Zhao Yingqi, Zhan Kuo, Xin Pei-Lin, Chen Zuyan, Li Shuai, De Angelis Francesco, Huang Jian-An
Research Unit of Health Sciences and Technology, Faculty of Medicine, University of Oulu, Aapistie 5 A, 90220 Oulu, Finland.
Biocenter Oulu, University of Oulu, Aapistie 5 A, 90220 Oulu, Finland.
Nano Lett. 2025 May 7;25(18):7499-7506. doi: 10.1021/acs.nanolett.5c01177. Epub 2025 Apr 17.
Discriminating low-abundance hydroxylation is a crucial and unmet need for early disease diagnostics and therapeutic development due to the small hydroxyl group with 17.01 Da. While single-molecule surface-enhanced Raman spectroscopy (SERS) sensors can detect hydroxylation, subsequent data analysis suffers from signal fluctuations and strong interference from citrates. Here, we used our plasmonic particle-in-pore sensor, occurrence frequency histogram of the single-molecule SERS spectra, and a one-dimensional convolutional neural network (1D-CNN) model to achieve single-molecule discrimination of hydroxylation.
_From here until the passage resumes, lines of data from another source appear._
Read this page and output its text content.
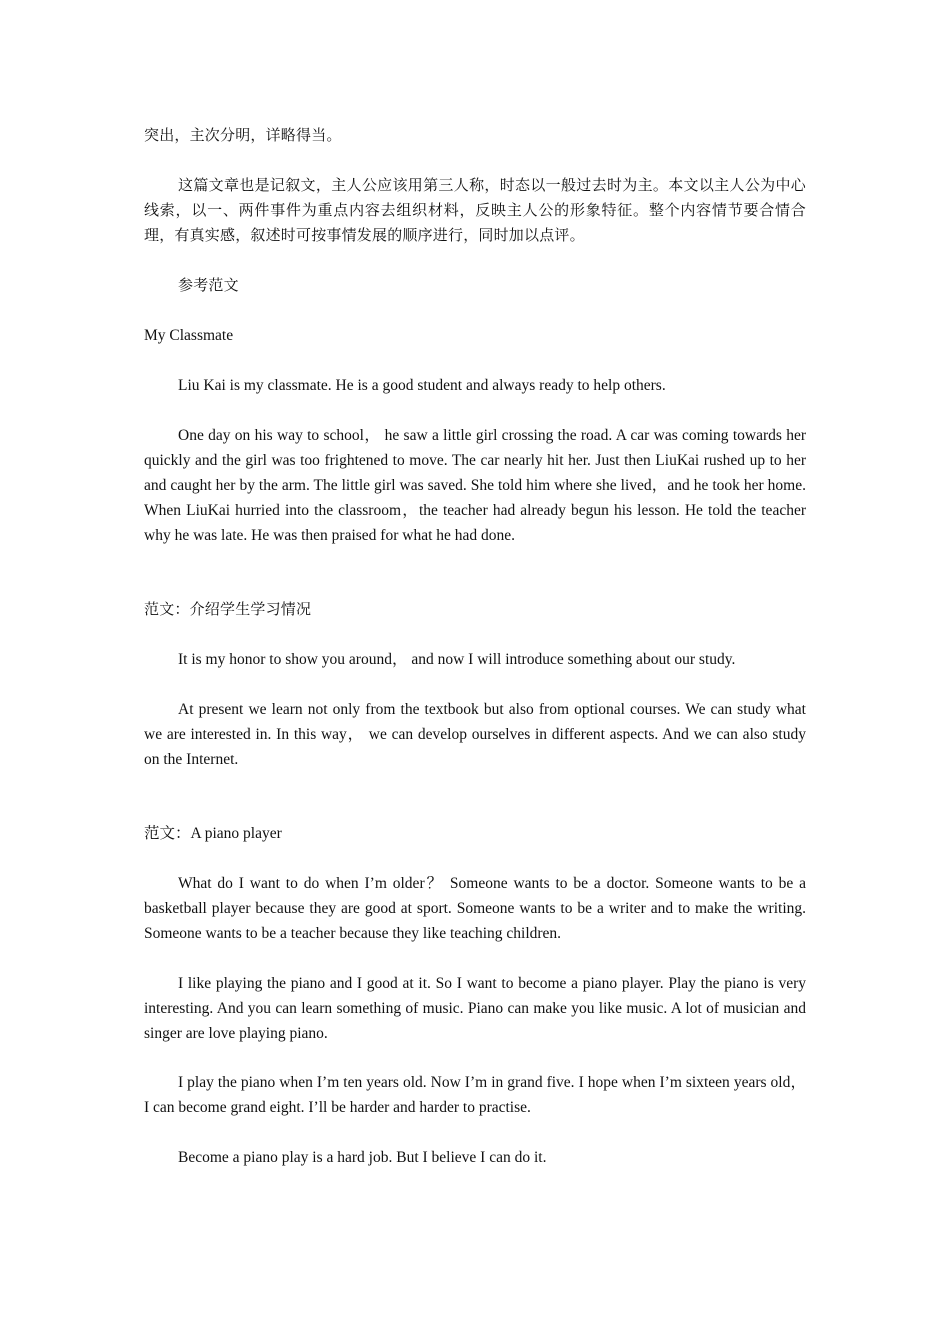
突出，主次分明，详略得当。

这篇文章也是记叙文，主人公应该用第三人称，时态以一般过去时为主。本文以主人公为中心线索，以一、两件事件为重点内容去组织材料，反映主人公的形象特征。整个内容情节要合情合理，有真实感，叙述时可按事情发展的顺序进行，同时加以点评。

参考范文

My Classmate

Liu Kai is my classmate. He is a good student and always ready to help others.

One day on his way to school， he saw a little girl crossing the road. A car was coming towards her quickly and the girl was too frightened to move. The car nearly hit her. Just then LiuKai rushed up to her and caught her by the arm. The little girl was saved. She told him where she lived，and he took her home. When LiuKai hurried into the classroom，the teacher had already begun his lesson. He told the teacher why he was late. He was then praised for what he had done.

范文：介绍学生学习情况

It is my honor to show you around， and now I will introduce something about our study.

At present we learn not only from the textbook but also from optional courses. We can study what we are interested in. In this way， we can develop ourselves in different aspects. And we can also study on the Internet.

范文：A piano player

What do I want to do when I’m older？ Someone wants to be a doctor. Someone wants to be a basketball player because they are good at sport. Someone wants to be a writer and to make the writing. Someone wants to be a teacher because they like teaching children.

I like playing the piano and I good at it. So I want to become a piano player. Play the piano is very interesting. And you can learn something of music. Piano can make you like music. A lot of musician and singer are love playing piano.

I play the piano when I’m ten years old. Now I’m in grand five. I hope when I’m sixteen years old， I can become grand eight. I’ll be harder and harder to practise.

Become a piano play is a hard job. But I believe I can do it.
The histogram extracted spectral features of the whole data set to overcome the signal fluctuations and helped the citrate-replaced particle-in-pore sensor to generate clean signals of the hydroxylation for model training. As a result, the discrimination of single-molecule SERS signals of proline and hydroxyproline was successful by the 1D-CNN model with 96.6% accuracy for the first time. The histogram further validated that the features extracted by the 1D-CNN model corresponded to hydroxylation-induced spectral changes.
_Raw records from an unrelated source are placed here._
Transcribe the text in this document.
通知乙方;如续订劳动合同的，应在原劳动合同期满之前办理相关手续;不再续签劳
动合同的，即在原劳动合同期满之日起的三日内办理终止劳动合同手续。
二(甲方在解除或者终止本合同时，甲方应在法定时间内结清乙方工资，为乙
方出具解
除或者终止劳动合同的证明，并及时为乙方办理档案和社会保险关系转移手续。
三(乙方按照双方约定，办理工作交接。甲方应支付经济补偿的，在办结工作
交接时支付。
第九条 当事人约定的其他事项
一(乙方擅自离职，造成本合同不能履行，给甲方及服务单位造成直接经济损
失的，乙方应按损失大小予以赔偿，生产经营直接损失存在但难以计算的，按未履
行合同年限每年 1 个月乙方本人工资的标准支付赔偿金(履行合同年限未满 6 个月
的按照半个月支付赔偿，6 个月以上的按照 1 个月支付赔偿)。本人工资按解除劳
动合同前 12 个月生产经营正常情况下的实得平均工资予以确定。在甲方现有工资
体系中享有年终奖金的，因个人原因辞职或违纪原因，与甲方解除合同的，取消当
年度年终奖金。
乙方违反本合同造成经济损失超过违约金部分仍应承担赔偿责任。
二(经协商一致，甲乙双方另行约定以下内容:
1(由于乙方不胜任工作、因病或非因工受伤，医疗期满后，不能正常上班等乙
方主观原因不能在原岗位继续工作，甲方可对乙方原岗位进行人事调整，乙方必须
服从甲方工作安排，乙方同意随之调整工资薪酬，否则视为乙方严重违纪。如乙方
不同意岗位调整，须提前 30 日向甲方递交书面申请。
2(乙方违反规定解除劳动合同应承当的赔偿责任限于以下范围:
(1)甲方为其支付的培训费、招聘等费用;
由于羟基基团分子量小(17.01 Da),区分低丰度羟基化对于早期疾病诊断和治疗发展至关重要且尚未得到满足。虽然单分子表面增强拉曼光谱(SERS)传感器可以检测羟基化,但后续的数据分析存在信号波动以及柠檬酸盐的强烈干扰。在此,我们使用了我们的等离子体孔内粒子传感器、单分子SERS光谱的出现频率直方图以及一维卷积神经网络(1D-CNN)模型来实现对羟基化的单分子区分。直方图提取了整个数据集的光谱特征以克服信号波动,并帮助柠檬酸盐替代的孔内粒子传感器生成用于模型训练的纯净羟基化信号。结果,1D-CNN模型首次成功区分了脯氨酸和羟脯氨酸的单分子SERS信号,准确率达到96.6%。直方图进一步验证了1D-CNN模型提取的特征对应于羟基化引起的光谱变化。